Portugal fights forest fires

Three more people have died in a wave of forest fires in central Portugal, bringing to six the number killed in the past week in the country's worst blazes for two decades, officials said yesterday. Commander Antonio Roaldinho, duty officer at the...

Three more people have died in a wave of forest fires in central Portugal, bringing to six the number killed in the past week in the country's worst blazes for two decades, officials said yesterday.

Commander Antonio Roaldinho, duty officer at the National Rescue Operations Centre, said the bodies of two women were found in Chamusca, which is about 100 kilometres northeast of Lisbon and whose name means "singeing" in Portuguese.

A man of 50 was overcome by flames as he tried to escape by tractor from a fire near Ponte de Sor, 100 kilometres east of Lisbon.

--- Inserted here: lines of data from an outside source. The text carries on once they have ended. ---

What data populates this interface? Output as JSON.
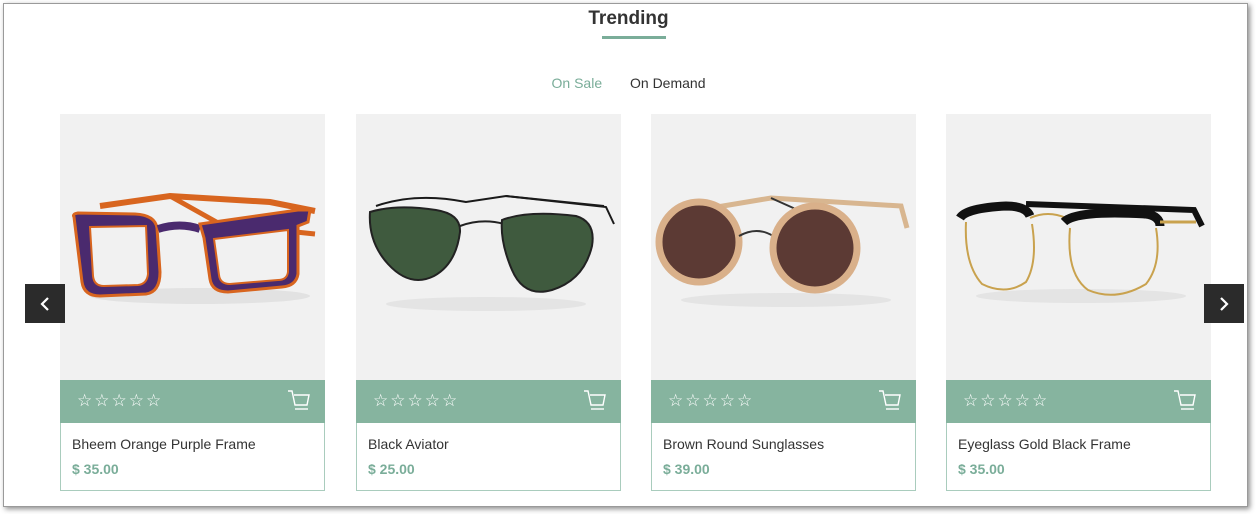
{
  "section": {
    "title": "Trending"
  },
  "tabs": [
    {
      "label": "On Sale",
      "active": true
    },
    {
      "label": "On Demand",
      "active": false
    }
  ],
  "colors": {
    "accent": "#7aad99",
    "bar": "#86b49f",
    "image_bg": "#f1f1f1",
    "arrow_bg": "#2b2b2b"
  },
  "products": [
    {
      "name": "Bheem Orange Purple Frame",
      "price": "$ 35.00",
      "rating": "☆☆☆☆☆",
      "image_icon": "orange-purple-glasses-icon"
    },
    {
      "name": "Black Aviator",
      "price": "$ 25.00",
      "rating": "☆☆☆☆☆",
      "image_icon": "black-aviator-sunglasses-icon"
    },
    {
      "name": "Brown Round Sunglasses",
      "price": "$ 39.00",
      "rating": "☆☆☆☆☆",
      "image_icon": "brown-round-sunglasses-icon"
    },
    {
      "name": "Eyeglass Gold Black Frame",
      "price": "$ 35.00",
      "rating": "☆☆☆☆☆",
      "image_icon": "gold-black-eyeglasses-icon"
    }
  ],
  "icons": {
    "cart": "cart-icon",
    "prev": "chevron-left-icon",
    "next": "chevron-right-icon"
  }
}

Three people died last week in blazes that have spread in unusually hot, dry weather with strong winds fanning the flames.

A fireman also died when a water-carrying truck in which he was travelling crashed near Figueira de Castelo Rodrigo, 300 kilometres northeast of the capital.

More than 2,800 firefighters and 400 soldiers are fighting dozens of blazes. They are equipped with 500 vehicles and water bombing planes sent by Italy and Morocco in response to an international appeal for help by the Portuguese government.

Just over the border in southwestern Spain, helicopters and fire-fighting planes battled forest fires in a record-breaking heatwave that has killed seven in the country.

Mr Roaldinho said emergency workers were desperate to prevent fires sweeping through several Portuguese towns, including Macao, about 120 km northeast of Lisbon.

Eyewitnesses reported that several houses had burned down in Macao and residents were carrying buckets of water to help firefighters battle the blaze street by street.

One blaze, extinguished on Friday after three days, burned down more than 11,000 hectares of mostly pinewood forest in the biggest fire tallied by the government in 15 years.

Prime Minister Jose Manuel Durao Barroso told state radio he had called an extraordinary cabinet meeting for Monday aimed at limiting damage from Portugal's worst fires in 20 years.